Bart and Bernie took one look at Horatio and Mousey, who were looking back at them with equal amazement, and Bernie keeled over in a dead faint into the muddy and flowerless flower bed. Bart jerked his overcoat out of the fire chief's grip and started running down the driveway toward the road. A quick-thinking firefighter turned a high-pressure hose on him and knocked him flat.

It took a while for the fire chief to understand who Bart and Bernie were, what with everyone talking at once trying to tell him all the awful things the two had done. But when he understood what they were probably doing on the roof, he locked both Bart and Bernie in his car. Then he used the phone in one of the fire trucks to call the police.

"Stupidest arsonists I ever saw," he said. "They climbed up a ladder next to the chimney—wanted to make it look as if a spark from the fireplace had started the fire, I suppose—but the first thing that caught fire was the top of their ladder. Then they were stuck on the roof—too cowardly to jump and too stupid to climb down the trellis on the other side."

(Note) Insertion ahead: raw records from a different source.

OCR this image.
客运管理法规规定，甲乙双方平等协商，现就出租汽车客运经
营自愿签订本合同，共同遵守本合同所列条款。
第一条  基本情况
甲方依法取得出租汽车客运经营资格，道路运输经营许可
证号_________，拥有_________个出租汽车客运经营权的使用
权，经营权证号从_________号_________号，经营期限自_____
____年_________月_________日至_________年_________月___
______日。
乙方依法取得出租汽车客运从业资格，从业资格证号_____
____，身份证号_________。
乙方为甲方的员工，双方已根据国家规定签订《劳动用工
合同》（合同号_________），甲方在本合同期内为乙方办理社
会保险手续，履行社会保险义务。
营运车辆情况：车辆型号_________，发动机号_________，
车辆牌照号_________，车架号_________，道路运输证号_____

Bart pressed his fat face against the window of the fire chief's car and shouted, "Trellis? There was a trellis? We're victims of circumstantial evidence! We were looking for shooting stars! This is the clearest night of the year! We had nothing to do with any fire!"

CHAPTER 20

The police arrived and spent almost an hour trying to get statements about Bart and Bernie from all the residents of Walnut Manor. Aside from the fact that everybody except Eddy wanted to talk at the same time, the stories seemed simply too preposterous to be believed: poisoned birthday cake and a comatose chicken; Pensa-Cola canisters full of disappearing gas and attempts to freeze a houseful of people. There was also something about games of Investment, whatever that was, and snow people and
The Wind in the Willows.
At the same time a muscular young man kept trying to lift up one end of a fire engine. Finally the police threw up their hands and said they'd come back the next day when everyone was more rested and their lips weren't blue with cold. They promised to keep Bart and Bernie locked up until a clear story and some reasonable charges emerged.